The Consolidated Net Leverage Ratio (the “Leverage Ratio”) covenant was amended to state that: (i) during the period beginning on the last day of the fiscal quarter ending June 30, 2018 and ending on the last day of the fiscal quarter ending June 30, 2019, the Company will not permit the Leverage Ratio to exceed 4.50 to 1.00; (ii) during the period beginning on the last day of the fiscal quarter ending September 30, 2019 and ending on the last day of the fiscal quarter ending December 31, 2019, the Company will not permit the Leverage Ratio to exceed 4.25 to 1.00; and (iii) beginning on the last day of the fiscal quarter ending March 31, 2020, the Company will not permit the Leverage Ratio to exceed 4.00 to 1.00.  As part of the Second Amendment, the Company will be subject to certain minimum hedging requirements.  During the period (i) beginning on June 30, 2018 and ending on September 29, 2019, the Company is required to hedge a minimum of 65% of the quarterly projected volume of natural gas from PDP reserves; and (ii) during the period beginning on September 30, 2019 and ending on March 30, 2020, the Company is required to hedge a minimum of 50% of the quarterly projected volume of natural gas from PDP reserves.  Beginning on April 1, 2020, the Company will no longer be subject to a minimum hedging requirement.

 

(iii)

The Applicable Margin (as defined in the Credit Agreement) was modified to state that if borrowings are outstanding during a period that the Company’s Leverage Ratio exceeds 4.00 to 1.00 at the end of any fiscal quarter, the interest rate on such borrowings shall be at a per annum rate that is 0.25% higher than the rate that would otherwise apply until the Company has provided financial statements indicating that the Leverage Ratio no longer exceeds 4.00 to 1.00.  

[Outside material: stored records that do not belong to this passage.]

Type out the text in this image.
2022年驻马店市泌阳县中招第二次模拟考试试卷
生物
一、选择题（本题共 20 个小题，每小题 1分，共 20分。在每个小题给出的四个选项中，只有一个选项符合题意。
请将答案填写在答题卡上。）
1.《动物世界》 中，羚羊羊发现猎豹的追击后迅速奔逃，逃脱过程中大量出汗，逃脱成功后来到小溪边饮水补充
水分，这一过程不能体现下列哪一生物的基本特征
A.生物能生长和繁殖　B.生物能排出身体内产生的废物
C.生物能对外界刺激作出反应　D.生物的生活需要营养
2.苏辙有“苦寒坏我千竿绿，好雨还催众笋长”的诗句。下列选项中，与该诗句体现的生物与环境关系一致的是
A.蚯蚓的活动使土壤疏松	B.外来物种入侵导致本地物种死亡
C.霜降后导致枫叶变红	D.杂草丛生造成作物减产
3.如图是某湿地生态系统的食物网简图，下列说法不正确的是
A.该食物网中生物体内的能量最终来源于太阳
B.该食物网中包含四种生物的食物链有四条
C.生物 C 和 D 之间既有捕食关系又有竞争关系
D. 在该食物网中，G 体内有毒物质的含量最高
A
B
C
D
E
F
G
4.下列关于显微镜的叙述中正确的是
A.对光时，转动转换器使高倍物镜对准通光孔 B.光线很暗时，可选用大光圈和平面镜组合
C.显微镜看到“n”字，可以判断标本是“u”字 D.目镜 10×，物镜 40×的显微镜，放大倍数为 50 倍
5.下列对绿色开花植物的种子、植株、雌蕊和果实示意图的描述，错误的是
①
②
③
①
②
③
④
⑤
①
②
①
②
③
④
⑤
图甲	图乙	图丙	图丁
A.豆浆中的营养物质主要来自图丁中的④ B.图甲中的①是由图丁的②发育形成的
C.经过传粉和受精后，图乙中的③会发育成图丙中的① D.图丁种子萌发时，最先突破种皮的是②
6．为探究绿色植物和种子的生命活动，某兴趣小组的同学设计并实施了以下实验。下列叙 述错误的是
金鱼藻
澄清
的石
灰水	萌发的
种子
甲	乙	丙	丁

The summary of the Second Amendment does not purport to be complete and is subject to, and qualified in its entirety by reference to, the full text of the Second Amendment, which was filed as Exhibit 10.1 to the Company’s Current Report on Form 8-K on April 20, 2018 and is incorporated by reference herein.

Closing of Houston Office

On May 10, 2018, the Company announced the closing of the Houston, Texas office and the relocation of the Company’s corporate headquarters from Houston to Englewood, Colorado, effective September 30, 2018.  The office closure is expected to result in a workforce reduction impacting up to 14 employees.